= Oldest Member (European Parliament) =

Eldest sitting member of European Parliament

Oldest members
| Name | Party | State | Date | Age |
| Louise Weiss (1893-1983) | EPP | France | 1979 | 86 |
| 1982 | 89 |
| Jacqueline Thome-Patenôtre (1906-1995) | EDA | France | 1984 | 78 |
| Nikolaos Gazis (1903-1996) | SOC | Greece | 1987 | 83 |
| Claude Autant-Lara (1901-2000) | DR | France | 1989 | 88 |
| Bruno Visentini (1914-1995) | LDR | Italy | 1992 | 77 |
| Vasilis Efraimidis (1915-2000) | GUE/NGL | Greece | 1994 | 79 |
| Otto von Habsburg (1912-2011) | EPP | Germany | 1997 | 85 |
| Giorgio Napolitano (1925-2023) | PES | Italy | 1999 | 74 |
| 2002 | 77 |
| Giovanni Berlinguer (1924-2015) | PES | Italy | 2004 | 80 |
| 2007 | 83 |
| Ciriaco De Mita (1928-2022) | EPP | Italy | 2009 | 81 |
| 2012 | 83 |
| Manolis Glezos (1922-2020) | GUE/NGL | Greece | 2014 | 91 |
| Jean-Marie Le Pen (1928-2025) | NI | France | 2015 | 87 |
| Silvio Berlusconi (1936-2023) | EPP | Italy | 2019 | 83 |
| Mercedes Bresso (born 1944) | PES | Italy | 2024 | 79 |

The Oldest Member is the eldest Member of European Parliament at the beginning of a new legislature and at the mid-term election of a new President of the European Parliament. Until 2009 the Oldest Member presided over the chamber during the election of the President, similar to the Father of the House. This privilege was abolished in 2009.

==1979–1987==
From the European Parliament's first session on, the parliament's Rules of Procedure gave the oldest member the privilege to chair proceedings until a new President was elected. In the meantime, however, no other business was to be transacted unless concerned with the election.
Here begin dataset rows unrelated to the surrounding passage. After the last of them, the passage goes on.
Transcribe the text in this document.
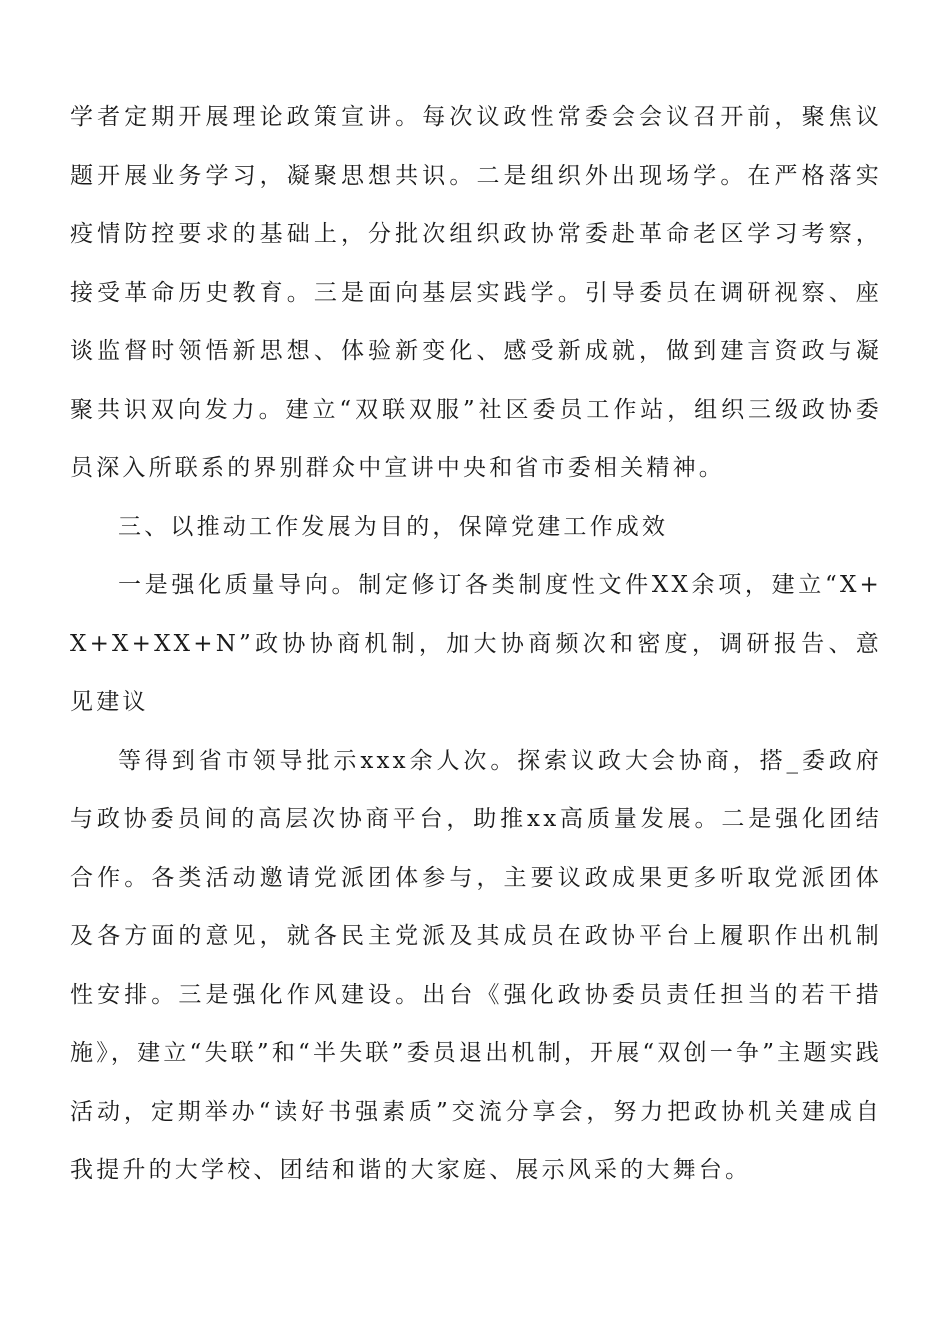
学者定期开展理论政策宣讲。每次议政性常委会会议召开前，聚焦议题开展业务学习，凝聚思想共识。二是组织外出现场学。在严格落实疫情防控要求的基础上，分批次组织政协常委赴革命老区学习考察，接受革命历史教育。三是面向基层实践学。引导委员在调研视察、座谈监督时领悟新思想、体验新变化、感受新成就，做到建言资政与凝聚共识双向发力。建立“双联双服”社区委员工作站，组织三级政协委员深入所联系的界别群众中宣讲中央和省市委相关精神。

三、以推动工作发展为目的，保障党建工作成效

一是强化质量导向。制定修订各类制度性文件XX余项，建立“X+X+X+XX+N”政协协商机制，加大协商频次和密度，调研报告、意见建议

等得到省市领导批示xxx余人次。探索议政大会协商，搭_委政府与政协委员间的高层次协商平台，助推xx高质量发展。二是强化团结合作。各类活动邀请党派团体参与，主要议政成果更多听取党派团体及各方面的意见，就各民主党派及其成员在政协平台上履职作出机制性安排。三是强化作风建设。出台《强化政协委员责任担当的若干措施》，建立“失联”和“半失联”委员退出机制，开展“双创一争”主题实践活动，定期举办“读好书强素质”交流分享会，努力把政协机关建成自我提升的大学校、团结和谐的大家庭、展示风采的大舞台。
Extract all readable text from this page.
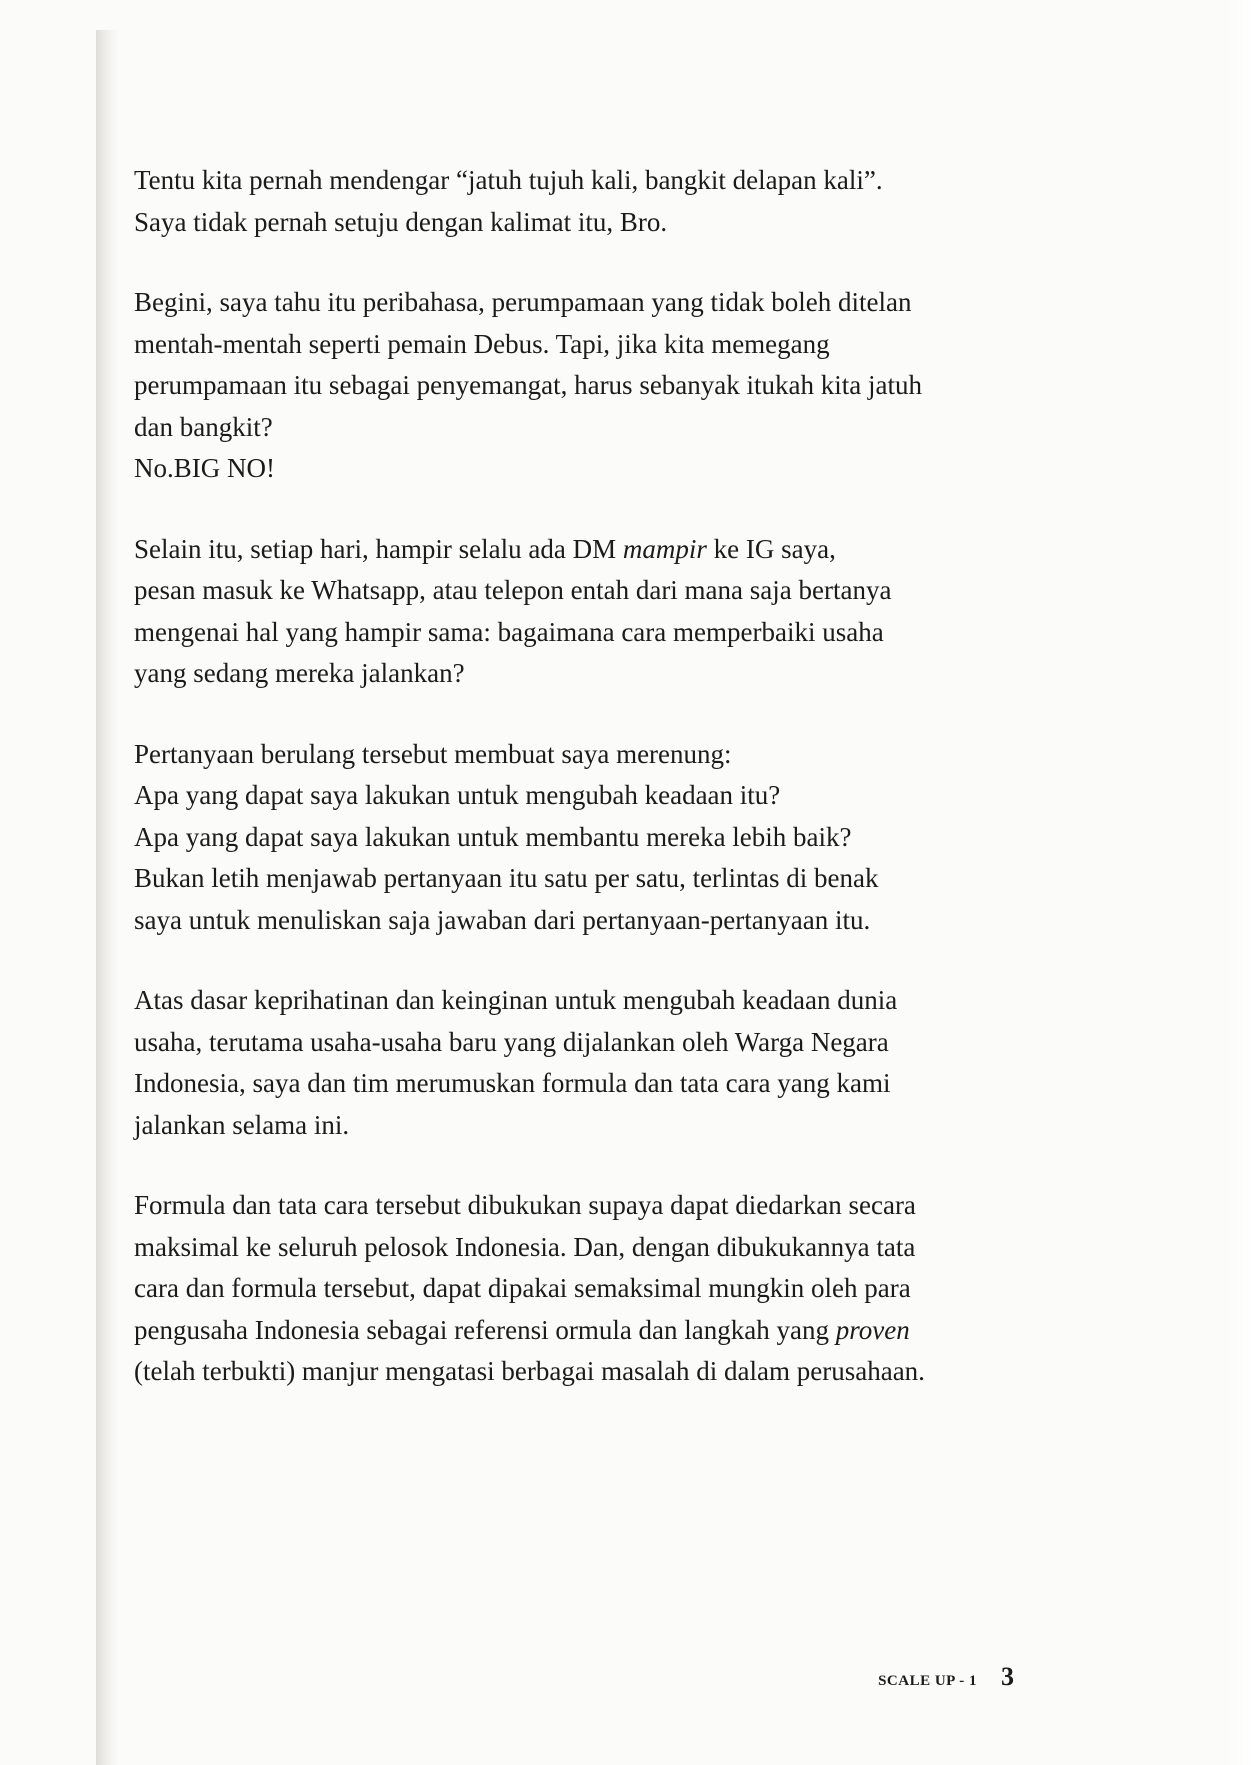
Tentu kita pernah mendengar “jatuh tujuh kali, bangkit delapan kali”.
Saya tidak pernah setuju dengan kalimat itu, Bro.

Begini, saya tahu itu peribahasa, perumpamaan yang tidak boleh ditelan
mentah-mentah seperti pemain Debus. Tapi, jika kita memegang
perumpamaan itu sebagai penyemangat, harus sebanyak itukah kita jatuh
dan bangkit?
No.BIG NO!

Selain itu, setiap hari, hampir selalu ada DM mampir ke IG saya,
pesan masuk ke Whatsapp, atau telepon entah dari mana saja bertanya
mengenai hal yang hampir sama: bagaimana cara memperbaiki usaha
yang sedang mereka jalankan?

Pertanyaan berulang tersebut membuat saya merenung:
Apa yang dapat saya lakukan untuk mengubah keadaan itu?
Apa yang dapat saya lakukan untuk membantu mereka lebih baik?
Bukan letih menjawab pertanyaan itu satu per satu, terlintas di benak
saya untuk menuliskan saja jawaban dari pertanyaan-pertanyaan itu.

Atas dasar keprihatinan dan keinginan untuk mengubah keadaan dunia
usaha, terutama usaha-usaha baru yang dijalankan oleh Warga Negara
Indonesia, saya dan tim merumuskan formula dan tata cara yang kami
jalankan selama ini.

Formula dan tata cara tersebut dibukukan supaya dapat diedarkan secara
maksimal ke seluruh pelosok Indonesia. Dan, dengan dibukukannya tata
cara dan formula tersebut, dapat dipakai semaksimal mungkin oleh para
pengusaha Indonesia sebagai referensi ormula dan langkah yang proven
(telah terbukti) manjur mengatasi berbagai masalah di dalam perusahaan.

SCALE UP - 1 3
This provision gave room for an opening speech from the oldest member, before the chair was taken by the newly elected president. In 1979, the first oldest member of the European Parliament, Louise Weiss, gave a one-hour-speech and received both standing ovations and a warm public reception. The same held true for her immediate successors Jacqueline Thome-Patenôtre and Nikolaos Gazis.

==1989 controversy==
After the 1989 European Parliament election, it turned out that the 87-year-old far-right politician Claude Autant-Lara of the French National Front would be the oldest member and therefore entitled to give the opening speech.

In front of a nearly empty house, Autant-Lara gave the longest opening speech ever, spreading fear of American "cultural invaders" he said would colonise and endanger European culture more than the Soviet Union. In a final appeal, he asked the youth to turn down a Coke for a glass of Alsacian wine only once. The speech was widely criticised as meandering and mostly absurd, but also nationalist, anti-American and even antisemitic.

During the speech, the Socialists placed 180 red roses in front of their seats while staying outside of the plenary room. Some leftists stayed inside holding up "Never again fascism!" placards. Other legislators listened to the first few minutes of the opening speech but then left the room.

==1992–2007==
Apart from being criticised in content, Autant-Lara's opening speech largely overstretched the already wide tolerance of deviation from the intent of the institution of the Oldest Member. In 1992, Italian MEP Bruno Visentini refrained from giving a speech, while in 1994 Greek MEP Vassilis Ephremidis spoke some reconciliatory words.

==2009 controversy and abolition of privilege==
It was feared that, after the 2009 elections, Jean-Marie Le Pen, a far-right MEP from France who had been convicted for Holocaust denial in his home country, might be the oldest member, aged 81. In response to this concern, the Parliament's rules were changed (Corbett report) so that the outgoing President (if re-elected as an MEP) or one of the outgoing Vice-Presidents would chair the first session of Parliament until a new President was elected. Green co-head Daniel Cohn-Bendit wanted to change the rules so that the youngest member would chair the session, to reflect the future. In the event, after the election, former Italian Prime Minister Ciriaco de Mita was in fact the oldest member, rather than Le Pen.